Manuel è l’opera prima di Dario Albertini, un film completamente “suo” da soggetto a sceneggiatura, musiche e regia. Un’opera che ci parla del suo autore presentandocelo come regista (oltreché artista poliedrico, musicista, fotografo) fortemente affascinato dalle realtà più disagiate, periferiche, abbandonate (quasi pasoliniane). Girato nella periferia romana tra Civitavecchia e Tarquinia, pensato come classico cinema di pedinamento (costantemente incollato alla nuca del protagonista per carpirne pensieri, non detti, sentimenti profondi), Manuel è un film che scorre al ritmo del respiro del suo protagonista. Un respiro reso a tratti affannoso e ansimante dal peso delle responsabilità o frenato e sonnolento per via di una vita ancora alla ricerca del bandolo della sua matassa.

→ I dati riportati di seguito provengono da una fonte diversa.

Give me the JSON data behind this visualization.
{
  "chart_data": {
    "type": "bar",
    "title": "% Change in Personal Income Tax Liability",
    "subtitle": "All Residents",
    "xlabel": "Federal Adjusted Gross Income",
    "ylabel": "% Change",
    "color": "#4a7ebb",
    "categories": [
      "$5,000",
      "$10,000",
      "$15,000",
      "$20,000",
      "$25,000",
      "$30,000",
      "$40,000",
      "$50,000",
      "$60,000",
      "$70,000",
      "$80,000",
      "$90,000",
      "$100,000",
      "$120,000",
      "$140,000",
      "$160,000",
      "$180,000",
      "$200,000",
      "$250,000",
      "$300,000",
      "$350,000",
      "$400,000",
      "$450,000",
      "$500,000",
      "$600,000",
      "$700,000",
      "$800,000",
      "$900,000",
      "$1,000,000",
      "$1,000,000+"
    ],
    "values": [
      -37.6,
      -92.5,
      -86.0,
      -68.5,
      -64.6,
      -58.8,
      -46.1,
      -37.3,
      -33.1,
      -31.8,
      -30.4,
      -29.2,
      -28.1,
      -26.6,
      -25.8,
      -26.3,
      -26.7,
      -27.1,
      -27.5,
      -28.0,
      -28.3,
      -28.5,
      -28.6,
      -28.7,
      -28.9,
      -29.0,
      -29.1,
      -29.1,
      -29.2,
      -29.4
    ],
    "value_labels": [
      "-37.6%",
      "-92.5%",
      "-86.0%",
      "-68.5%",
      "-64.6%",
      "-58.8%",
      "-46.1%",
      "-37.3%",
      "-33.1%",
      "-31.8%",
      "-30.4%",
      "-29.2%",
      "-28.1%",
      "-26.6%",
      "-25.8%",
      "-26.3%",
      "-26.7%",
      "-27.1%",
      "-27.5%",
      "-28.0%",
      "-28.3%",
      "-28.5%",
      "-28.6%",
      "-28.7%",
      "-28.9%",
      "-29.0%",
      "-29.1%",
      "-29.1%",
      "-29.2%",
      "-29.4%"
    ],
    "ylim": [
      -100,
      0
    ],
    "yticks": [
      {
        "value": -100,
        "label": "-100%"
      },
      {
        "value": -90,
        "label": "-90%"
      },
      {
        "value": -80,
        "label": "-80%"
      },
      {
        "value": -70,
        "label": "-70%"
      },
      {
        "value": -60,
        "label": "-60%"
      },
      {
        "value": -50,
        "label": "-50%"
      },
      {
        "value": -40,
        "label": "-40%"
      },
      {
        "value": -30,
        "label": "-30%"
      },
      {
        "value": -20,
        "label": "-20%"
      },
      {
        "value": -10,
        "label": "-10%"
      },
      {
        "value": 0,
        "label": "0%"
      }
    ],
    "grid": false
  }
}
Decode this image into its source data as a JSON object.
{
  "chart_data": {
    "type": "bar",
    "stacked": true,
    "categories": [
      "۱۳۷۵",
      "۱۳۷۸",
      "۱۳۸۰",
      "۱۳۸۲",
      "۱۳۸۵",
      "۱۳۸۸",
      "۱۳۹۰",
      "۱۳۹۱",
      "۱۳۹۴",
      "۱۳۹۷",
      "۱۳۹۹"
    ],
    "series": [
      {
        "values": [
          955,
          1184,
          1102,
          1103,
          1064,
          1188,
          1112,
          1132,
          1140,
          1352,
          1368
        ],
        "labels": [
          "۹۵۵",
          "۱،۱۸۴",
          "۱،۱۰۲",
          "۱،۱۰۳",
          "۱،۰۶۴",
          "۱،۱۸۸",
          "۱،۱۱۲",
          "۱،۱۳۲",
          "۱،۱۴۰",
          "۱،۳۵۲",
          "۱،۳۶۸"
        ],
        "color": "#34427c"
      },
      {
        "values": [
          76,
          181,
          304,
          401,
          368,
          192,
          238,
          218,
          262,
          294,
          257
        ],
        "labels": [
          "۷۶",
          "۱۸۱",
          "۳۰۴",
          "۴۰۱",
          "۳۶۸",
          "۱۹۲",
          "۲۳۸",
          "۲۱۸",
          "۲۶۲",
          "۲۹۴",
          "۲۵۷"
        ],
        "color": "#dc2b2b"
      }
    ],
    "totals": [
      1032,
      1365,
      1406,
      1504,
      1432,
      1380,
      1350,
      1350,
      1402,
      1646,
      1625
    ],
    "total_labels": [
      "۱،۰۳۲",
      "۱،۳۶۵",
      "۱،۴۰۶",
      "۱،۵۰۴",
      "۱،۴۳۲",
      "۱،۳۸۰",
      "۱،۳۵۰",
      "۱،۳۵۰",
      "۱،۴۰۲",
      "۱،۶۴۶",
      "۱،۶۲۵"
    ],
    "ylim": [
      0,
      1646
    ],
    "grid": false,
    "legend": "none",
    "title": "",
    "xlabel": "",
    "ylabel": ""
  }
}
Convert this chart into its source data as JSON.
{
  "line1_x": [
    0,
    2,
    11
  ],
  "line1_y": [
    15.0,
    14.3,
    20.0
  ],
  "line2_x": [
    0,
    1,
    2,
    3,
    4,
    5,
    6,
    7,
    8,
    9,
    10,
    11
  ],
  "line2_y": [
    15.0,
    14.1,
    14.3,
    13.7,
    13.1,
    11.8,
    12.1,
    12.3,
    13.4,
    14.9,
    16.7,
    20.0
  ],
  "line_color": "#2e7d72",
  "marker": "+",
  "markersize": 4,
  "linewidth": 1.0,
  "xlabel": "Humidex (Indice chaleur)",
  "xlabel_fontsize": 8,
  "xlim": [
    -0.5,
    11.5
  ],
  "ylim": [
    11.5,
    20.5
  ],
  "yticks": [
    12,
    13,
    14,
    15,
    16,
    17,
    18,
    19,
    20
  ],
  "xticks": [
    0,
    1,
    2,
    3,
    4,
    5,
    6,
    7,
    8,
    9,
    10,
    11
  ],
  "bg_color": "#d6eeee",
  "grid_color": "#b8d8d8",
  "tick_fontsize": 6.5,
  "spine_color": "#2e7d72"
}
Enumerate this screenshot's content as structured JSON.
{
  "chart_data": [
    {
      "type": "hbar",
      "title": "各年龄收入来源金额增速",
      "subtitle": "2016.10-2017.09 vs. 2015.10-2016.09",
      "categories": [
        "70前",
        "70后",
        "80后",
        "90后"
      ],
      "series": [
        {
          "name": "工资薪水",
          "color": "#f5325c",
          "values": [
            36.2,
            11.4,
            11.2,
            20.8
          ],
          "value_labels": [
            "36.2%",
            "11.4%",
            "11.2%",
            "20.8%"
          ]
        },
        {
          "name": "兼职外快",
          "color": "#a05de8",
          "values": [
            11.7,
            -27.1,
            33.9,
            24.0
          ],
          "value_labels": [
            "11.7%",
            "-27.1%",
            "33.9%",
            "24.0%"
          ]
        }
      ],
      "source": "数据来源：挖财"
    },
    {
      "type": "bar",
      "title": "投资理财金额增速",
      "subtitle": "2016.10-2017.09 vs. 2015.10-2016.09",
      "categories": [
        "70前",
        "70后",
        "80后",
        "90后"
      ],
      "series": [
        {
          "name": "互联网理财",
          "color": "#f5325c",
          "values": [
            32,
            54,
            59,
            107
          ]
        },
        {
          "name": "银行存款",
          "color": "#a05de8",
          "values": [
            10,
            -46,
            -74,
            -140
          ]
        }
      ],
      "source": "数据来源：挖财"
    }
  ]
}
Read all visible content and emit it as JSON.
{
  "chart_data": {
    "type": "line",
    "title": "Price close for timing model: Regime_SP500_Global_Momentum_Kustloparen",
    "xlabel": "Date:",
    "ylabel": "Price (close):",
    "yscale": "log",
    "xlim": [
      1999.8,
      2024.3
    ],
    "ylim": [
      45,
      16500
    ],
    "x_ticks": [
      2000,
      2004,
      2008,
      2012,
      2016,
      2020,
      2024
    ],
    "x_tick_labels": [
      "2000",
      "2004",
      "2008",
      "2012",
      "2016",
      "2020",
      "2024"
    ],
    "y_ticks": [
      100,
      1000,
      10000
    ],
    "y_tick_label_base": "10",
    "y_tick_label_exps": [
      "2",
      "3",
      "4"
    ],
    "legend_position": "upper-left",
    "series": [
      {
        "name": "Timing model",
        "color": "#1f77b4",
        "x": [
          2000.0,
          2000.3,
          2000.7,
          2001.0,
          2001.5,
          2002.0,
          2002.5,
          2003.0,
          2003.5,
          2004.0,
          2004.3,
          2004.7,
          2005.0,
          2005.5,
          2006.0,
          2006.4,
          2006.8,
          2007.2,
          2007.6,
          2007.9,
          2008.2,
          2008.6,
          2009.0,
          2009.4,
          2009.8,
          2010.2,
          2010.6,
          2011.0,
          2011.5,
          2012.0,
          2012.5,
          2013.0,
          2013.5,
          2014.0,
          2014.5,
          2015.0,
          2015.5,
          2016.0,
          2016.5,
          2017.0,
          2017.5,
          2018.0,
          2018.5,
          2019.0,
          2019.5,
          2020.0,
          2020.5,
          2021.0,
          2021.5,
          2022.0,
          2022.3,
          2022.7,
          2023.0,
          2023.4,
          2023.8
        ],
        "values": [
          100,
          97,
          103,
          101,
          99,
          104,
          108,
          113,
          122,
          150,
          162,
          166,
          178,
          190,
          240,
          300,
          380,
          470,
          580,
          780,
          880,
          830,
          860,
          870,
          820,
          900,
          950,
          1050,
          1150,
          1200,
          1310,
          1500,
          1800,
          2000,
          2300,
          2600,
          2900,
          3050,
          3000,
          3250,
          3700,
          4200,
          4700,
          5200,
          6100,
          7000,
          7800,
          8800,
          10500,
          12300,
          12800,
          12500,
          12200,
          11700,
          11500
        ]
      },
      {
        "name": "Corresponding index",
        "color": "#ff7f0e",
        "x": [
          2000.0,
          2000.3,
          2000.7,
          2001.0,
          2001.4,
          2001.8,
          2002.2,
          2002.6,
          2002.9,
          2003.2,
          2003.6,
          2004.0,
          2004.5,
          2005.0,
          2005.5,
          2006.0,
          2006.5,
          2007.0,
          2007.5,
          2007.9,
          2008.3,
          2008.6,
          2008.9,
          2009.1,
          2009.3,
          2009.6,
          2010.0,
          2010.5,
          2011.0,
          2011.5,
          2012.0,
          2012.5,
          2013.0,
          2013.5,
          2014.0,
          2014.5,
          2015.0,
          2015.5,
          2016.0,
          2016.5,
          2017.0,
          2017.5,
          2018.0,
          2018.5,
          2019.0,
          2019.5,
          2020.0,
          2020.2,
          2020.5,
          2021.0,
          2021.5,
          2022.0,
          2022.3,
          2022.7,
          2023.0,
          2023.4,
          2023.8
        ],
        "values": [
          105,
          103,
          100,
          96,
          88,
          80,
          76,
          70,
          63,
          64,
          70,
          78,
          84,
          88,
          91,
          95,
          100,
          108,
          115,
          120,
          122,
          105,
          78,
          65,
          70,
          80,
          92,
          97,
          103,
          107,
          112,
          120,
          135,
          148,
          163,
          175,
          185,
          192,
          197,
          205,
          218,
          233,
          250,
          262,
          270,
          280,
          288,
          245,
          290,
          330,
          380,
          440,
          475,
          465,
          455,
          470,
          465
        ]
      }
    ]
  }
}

Manuel (Andrea Lattanzi) ha appena diciotto anni quando esce da un istituto per minori simile ad una casa famiglia (come quella de La repubblica dei ragazzi, il secondo documentario del regista) dove ha imparato le buone regole della convivenza (mettere a posto i propri effetti personali, non fumare in casa, lavare i piatti dopo cena, prendersi cura dei più piccoli) e per la prima volta assapora il gusto dolce amaro della libertà. Sua madre sconta una pena di 5 anni in carcere: vorrebbe tanto uscire e avere l’occasione di ricominciare con lui, grazie a lui. Manuel è maggiorenne, “a norma di legge” è pronto per prendersi cura di lei, farsi carico della sua vita e delle due ritrovate libertà. La mamma di Manuel (una intensissima Francesca Antonelli) potrà avere i domiciliari a patto che lui si impegni a farle da garante, trovare una casa, un lavoro e sia motivatamente convincente davanti agli assistenti sociali. E la motivazione Manuel ce l’ha ed è pure forte, vitale: “se dovrò farmi in 18 perché sta storia vada a finire bene, mi farò in 18…perché c’è una cosa più profonda ed è che lei è mia madre e io sono suo figlio e sarà così per sempre”.

Così al di là delle momentanee perdite di equilibri ancora instabili, di sbandate o incontri occasionali col Lucignolo di turno (in questo caso un “veterano” dei belli e dannati di ultima generazione Giulio Beranek) Manuel è sul pezzo e il pezzo è l’assunzione di responsabilità “Io credo di essere diverso da quelli dell’età mia, credo di essere più maturo”, e su questo non ci piove, forse perché quelli come Manuel è vero che devono fare il triplo della fatica per reinserirsi nella società, per rientrare nei binari stabiliti della cosiddetta “retta via”, sono partiti svantaggiati e così più facilmente incorrono in errori che finiranno di pagare per tutta la vita. Ma una sola è la chance che nessuno gli può negare: il libero arbitrio. Manuel sceglie di avere la testa sulle spalle, di esserci per sua madre (anche se lei non c’è stata per lui), di essere responsabile. E in questa assunzione di responsabilità Manuel trova la sua strada, (r)incardina il suo unico punto fermo: la famiglia.

Così come il regista trova il centro del suo film intorno a lui a Manuel/Lattanzi e ci costruisce tutta la pellicola, un prolungato movimento di macchina inseguendo il protagonista, un susseguirsi di primi piani, piani sequenza, carrellate movimenti dall’ampio spazio dei condomini o del verde urbano al volto del diciottenne: Manuel che cammina, Manuel che prende il bus, sale su un Ape, parla con l’avvocato, l’assistente sociale, il prete, va dalla mamma in carcere, fa le pulizie esce con gli amici si sballa (ma non troppo), rimette in sesto se stesso e la casa della mamma per il verdetto finale. Infine, quando ha assolto il suo compito, raggiunto lo scopo, ottenuto ciò che apparentemente voleva: crolla, sotto il peso di responsabilità schiaccianti. E piange.

Il finale è un pianto liberatorio (o un attacco di panico?) e l’ultimo commoventissimo primo piano di Manuel seduto sul ciglio della strada. Sulle note della colonna sonora originale del film che suonano più o meno così: “Ehi ma’ non è affatto strano che per raggiungerti dovrò correre di più/ Ora che sono qui davanti a te, ora che siamo noi, tremo”.